Iklan sampoerna A Mild “Tanya kenapa” versi “Taat Cuma kalo ada yang liat” ini , visualisasi iklan menceritakan tentang seorang gadis yang membawa mobil Honda Jazz. Sekilas gadis itu tampak ragu apakah akan berbelok atau tidak, sementara di depannya terpampang dengan jelas rambu lalu lintas “dilarang berputar“. Akhirnya si gadis tersebut dengan beberapa pertimbangan yang dibuatnya, dia pun nekat berputar arah. Setelah berputar, tiba-tiba saja dari balik semak-semak ada suara peluit. Peluit siapa itu? Ya tidak lain dan tidak bukan (atau bukan sulap bukan sihir?) adalah peluit polisi lalu lintas. Dan muncullah sosok polisi tersebut. Memang sikapnya baik seperti kebanyakan polisi yang menegur pengendara yang “nakal”. 

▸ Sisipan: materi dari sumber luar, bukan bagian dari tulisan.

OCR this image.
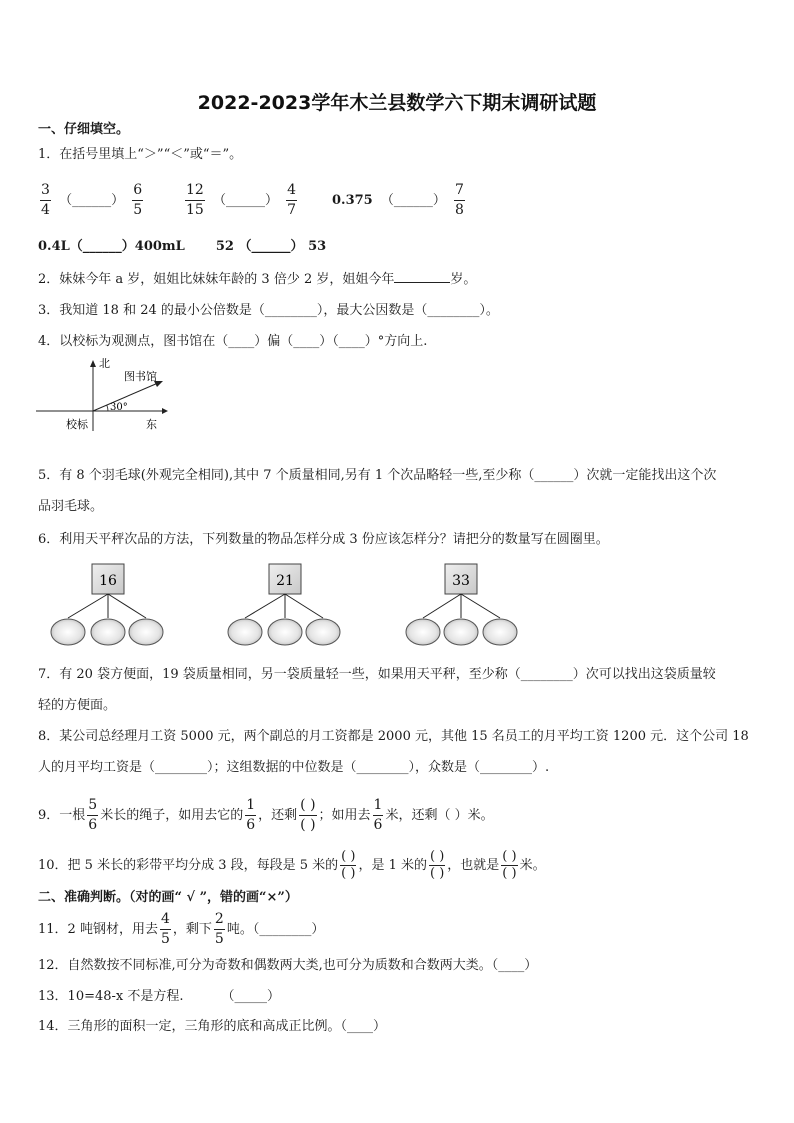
2022-2023学年木兰县数学六下期末调研试题
一、仔细填空。
1．在括号里填上“＞”“＜”或“＝”。
$\frac{3}{4}$ （______） $\frac{6}{5}$	$\frac{12}{15}$ （______） $\frac{4}{7}$	0.375 （______） $\frac{7}{8}$
0.4L（______）400mL 52 （______） 53
2．妹妹今年 a 岁，姐姐比妹妹年龄的 3 倍少 2 岁，姐姐今年	岁。
3．我知道 18 和 24 的最小公倍数是（________），最大公因数是（________）。
4．以校标为观测点，图书馆在（____）偏（____）（____）°方向上.
北
图书馆
30°
校标	东
5．有 8 个羽毛球(外观完全相同),其中 7 个质量相同,另有 1 个次品略轻一些,至少称（______）次就一定能找出这个次
品羽毛球。
6．利用天平秤次品的方法，下列数量的物品怎样分成 3 份应该怎样分？请把分的数量写在圆圈里。
16	21	33
7．有 20 袋方便面，19 袋质量相同，另一袋质量轻一些，如果用天平秤，至少称（________）次可以找出这袋质量较
轻的方便面。
8．某公司总经理月工资 5000 元，两个副总的月工资都是 2000 元，其他 15 名员工的月平均工资 1200 元．这个公司 18
人的月平均工资是（________）；这组数据的中位数是（________），众数是（________）.
9．一根 $\frac{5}{6}$ 米长的绳子，如用去它的 $\frac{1}{6}$ ，还剩 $\frac{( )}{( )}$ ；如用去 $\frac{1}{6}$ 米，还剩（ ）米。
10．把 5 米长的彩带平均分成 3 段，每段是 5 米的 $\frac{( )}{( )}$ ，是 1 米的 $\frac{( )}{( )}$ ，也就是 $\frac{( )}{( )}$ 米。
二、准确判断。（对的画“ √ ”，错的画“×”）
11．2 吨钢材，用去 $\frac{4}{5}$ ，剩下 $\frac{2}{5}$ 吨。（________）
12．自然数按不同标准,可分为奇数和偶数两大类,也可分为质数和合数两大类。（____）
13．10=48-x 不是方程.	（_____）
14．三角形的面积一定，三角形的底和高成正比例。（____）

Polisi : ”Siang Mbak….. Nggak lihat rambunya?” 
Gadis : “Lihat” 
Polisi : ”Lalu kenapa masih dilanggar?” 
Gadis : “ 
Kan…nggak ada yang jaga…..” 
“Tanya Kenapa…Tanya Kenapa…..“ 
Berdasarkan visualisasi iklan rokok Sampoerna A Mild “Tanya Kenapa” versi “Taat Kalo Cuma Ada Yang Liat” ini dapat kita ambil beberapa hal, yaitu :
1.      Masih banyak pelanggar lalu lintas di negeri ini. Tingkat kesadaran berlalu lintas di negeri kita ini masih sangat sangat rendah. Setiap hari dapat melihat bahwa ada saja yang melanggar lalu lintas. Dari mulai kendaraan umum yang berhenti tidak pada tempatnya
2.      Banyak aparat kepolisian yang memanfaatkan keadaan ini.

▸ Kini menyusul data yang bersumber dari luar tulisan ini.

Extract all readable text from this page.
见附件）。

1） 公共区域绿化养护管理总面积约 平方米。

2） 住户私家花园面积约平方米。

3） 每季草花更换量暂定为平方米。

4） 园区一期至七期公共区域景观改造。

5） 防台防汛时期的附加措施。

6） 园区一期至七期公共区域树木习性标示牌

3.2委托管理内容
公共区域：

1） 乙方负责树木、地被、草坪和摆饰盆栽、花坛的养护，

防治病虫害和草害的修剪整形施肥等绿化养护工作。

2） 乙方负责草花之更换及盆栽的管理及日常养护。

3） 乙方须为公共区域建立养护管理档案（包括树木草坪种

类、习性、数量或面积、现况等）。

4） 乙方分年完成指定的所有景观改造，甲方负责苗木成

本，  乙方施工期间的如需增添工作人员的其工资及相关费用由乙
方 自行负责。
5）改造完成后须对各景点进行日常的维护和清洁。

3.      Masyarakat Indonesia jika tidak ada polisi yang menjaganya, “hukum rimba” berlaku.

V. KESIMPULAN
Iklan A-Mild memperlihatkan suatu fenomena bahwa makna itu sudah mati karena iklan A-Mild menawarkan interpretasi yang sangat terbuka bagi siapa saja yang akan menikmatinya. Makna pada sajian gambar dan teks iklan A-Mild tidak memiliki ikatan-ikatan yang ideologis, stabil dan mapan, bahkan ironis.
Efek-efek kelucuan atau absurditas biasanya dihasilkan dari distorsi atau plesetan ungkapan yang ada. Meskipun parodi adalah suatu bentuk imitasi, akan tetapi imitasi yang ditandai oleh kecenderungan ironik.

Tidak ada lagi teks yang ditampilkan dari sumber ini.